The three parameter sets deserve a closer look because they are where implementers make a concrete choice. NIST specifies ML-KEM-512, ML-KEM-768, and ML-KEM-1024 in order of increasing security strength and decreasing performance. The trade-off is the familiar one in cryptography: higher security margins come with larger keys and ciphertexts and more computation. By standardizing three levels rather than one, FIPS 203 lets a system designer match the parameter set to the threat model and performance budget — a constrained device and a high-assurance server need not make the same choice. The shared-secret output of any of the three then feeds ordinary symmetric-key encryption, which is itself not threatened by quantum computers in the same way public-key schemes are, since the practical quantum impact on symmetric ciphers is far more limited.
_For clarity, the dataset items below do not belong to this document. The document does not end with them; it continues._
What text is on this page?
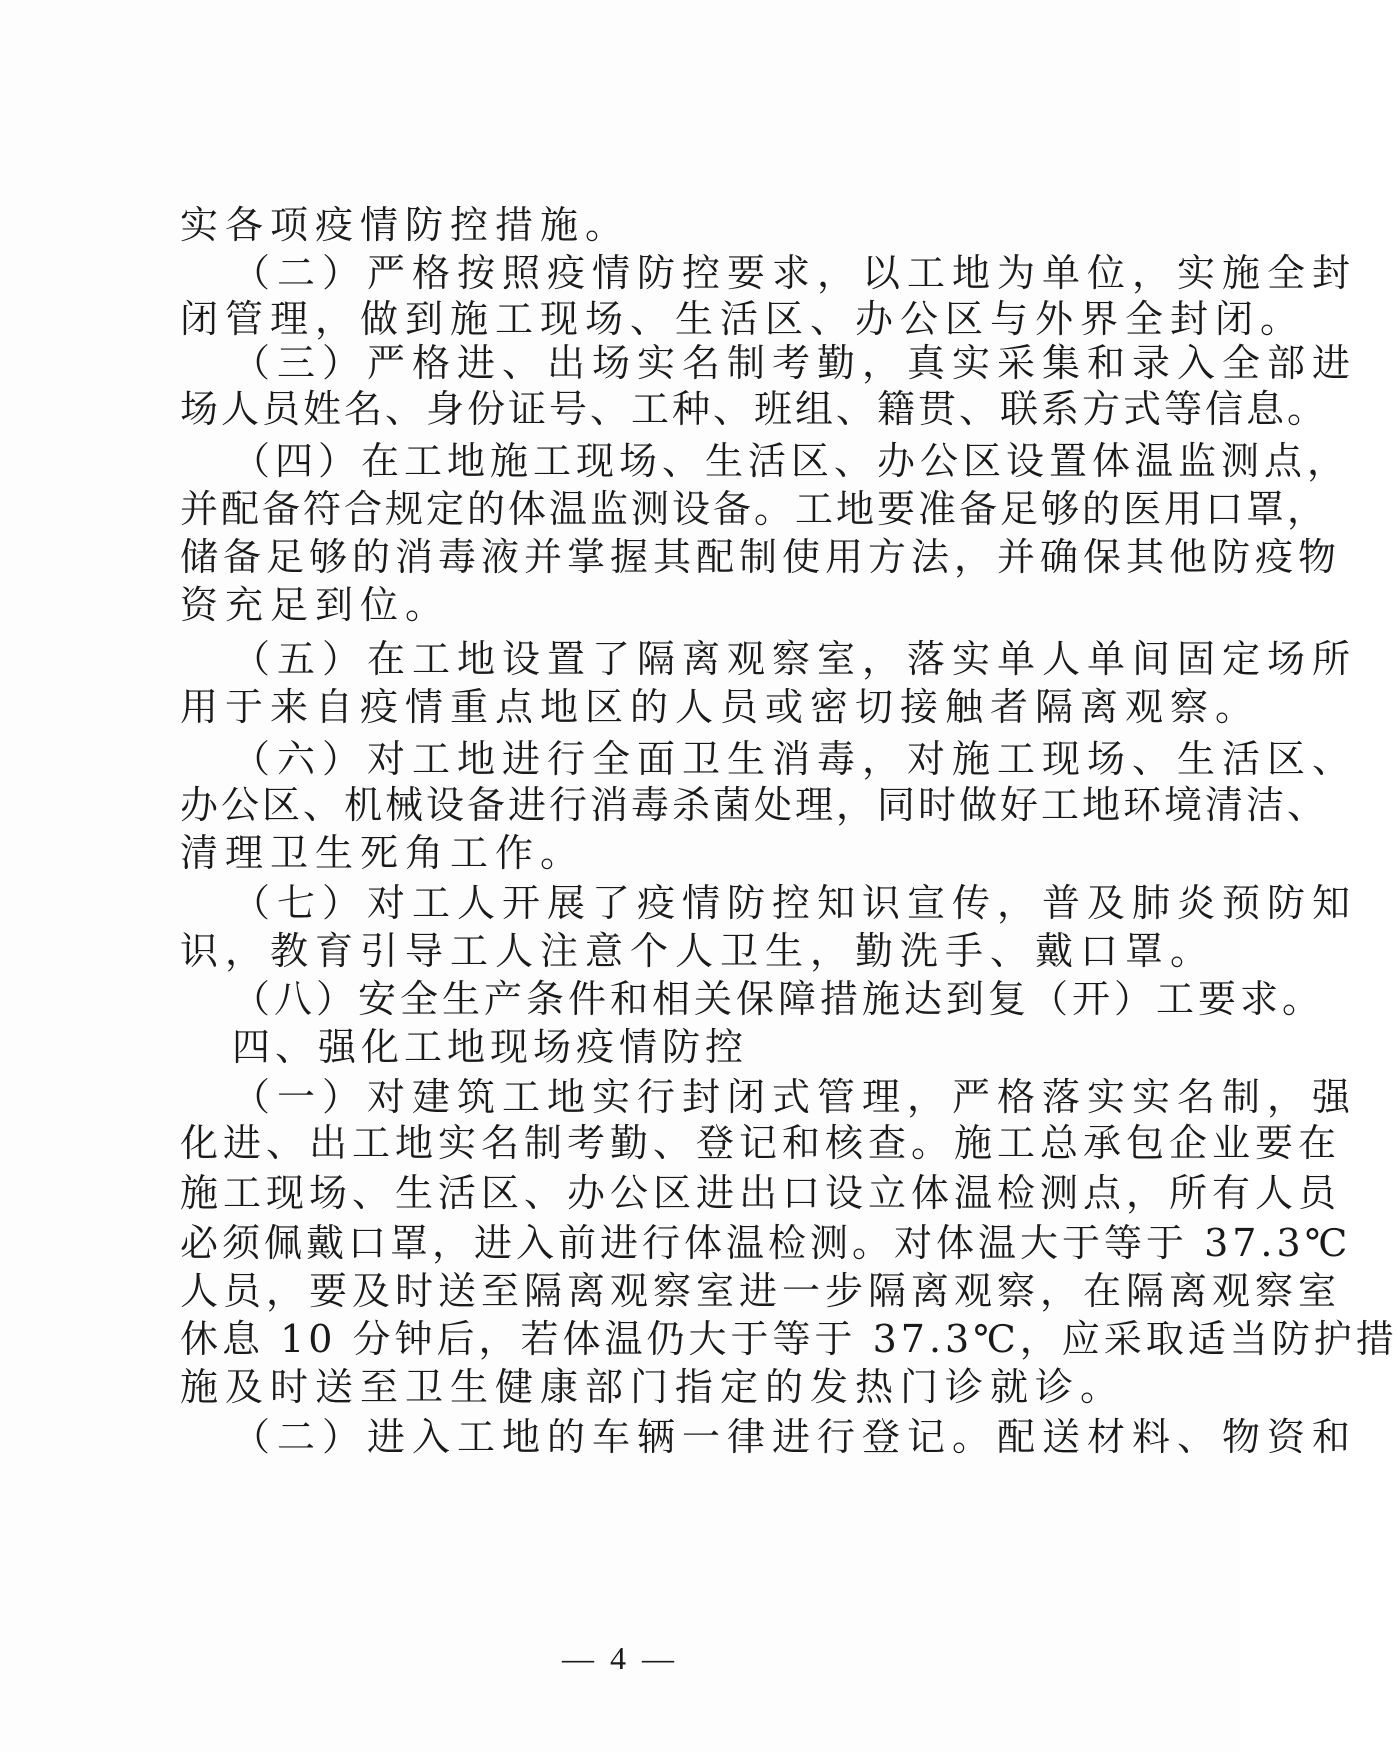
实各项疫情防控措施。
（二）严格按照疫情防控要求，以工地为单位，实施全封
闭管理，做到施工现场、生活区、办公区与外界全封闭。
（三）严格进、出场实名制考勤，真实采集和录入全部进
场人员姓名、身份证号、工种、班组、籍贯、联系方式等信息。
（四）在工地施工现场、生活区、办公区设置体温监测点，
并配备符合规定的体温监测设备。工地要准备足够的医用口罩，
储备足够的消毒液并掌握其配制使用方法，并确保其他防疫物
资充足到位。
（五）在工地设置了隔离观察室，落实单人单间固定场所
用于来自疫情重点地区的人员或密切接触者隔离观察。
（六）对工地进行全面卫生消毒，对施工现场、生活区、
办公区、机械设备进行消毒杀菌处理，同时做好工地环境清洁、
清理卫生死角工作。
（七）对工人开展了疫情防控知识宣传，普及肺炎预防知
识，教育引导工人注意个人卫生，勤洗手、戴口罩。
（八）安全生产条件和相关保障措施达到复（开）工要求。
四、强化工地现场疫情防控
（一）对建筑工地实行封闭式管理，严格落实实名制，强
化进、出工地实名制考勤、登记和核查。施工总承包企业要在
施工现场、生活区、办公区进出口设立体温检测点，所有人员
必须佩戴口罩，进入前进行体温检测。对体温大于等于 37.3℃
人员，要及时送至隔离观察室进一步隔离观察，在隔离观察室
休息 10 分钟后，若体温仍大于等于 37.3℃，应采取适当防护措
施及时送至卫生健康部门指定的发热门诊就诊。
（二）进入工地的车辆一律进行登记。配送材料、物资和
— 4 —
The reason this is the part NIST standardized first connects back to the threat timeline. A capable quantum computer does not yet exist, but the "harvest now, decrypt later" risk is present today for any data that must remain confidential for a long period. Because key establishment is the hinge of session confidentiality, putting a standardized, quantum-resistant KEM in implementers' hands is the most time-sensitive move — it protects the confidentiality of keys negotiated now against decryption later. Signatures, addressed by the companion FIPS 204 and FIPS 205 standards, defend authenticity and integrity, which are generally less exposed to the harvest-now problem because a signature's value is largely contemporaneous.

The takeaway for defenders

For a defender, the document-grounded summary is this: post-quantum cryptography is no longer purely prospective. As of August 2024, FIPS 203 provides a NIST-standardized, lattice-based KEM — ML-KEM — that establishes shared keys over public channels and is believed secure against quantum-equipped adversaries, in three selectable strength levels. Together with the FIPS 204 and FIPS 205 signature standards, it gives organizations a finalized algorithmic foundation for the transition away from quantum-vulnerable public-key cryptography. The citable primary source for any claim about what PQC "is" at the standard level is FIPS 203 itself, and its definition of a KEM is the load-bearing sentence — the rest of the post-quantum conversation, including the long migration, builds on that primitive.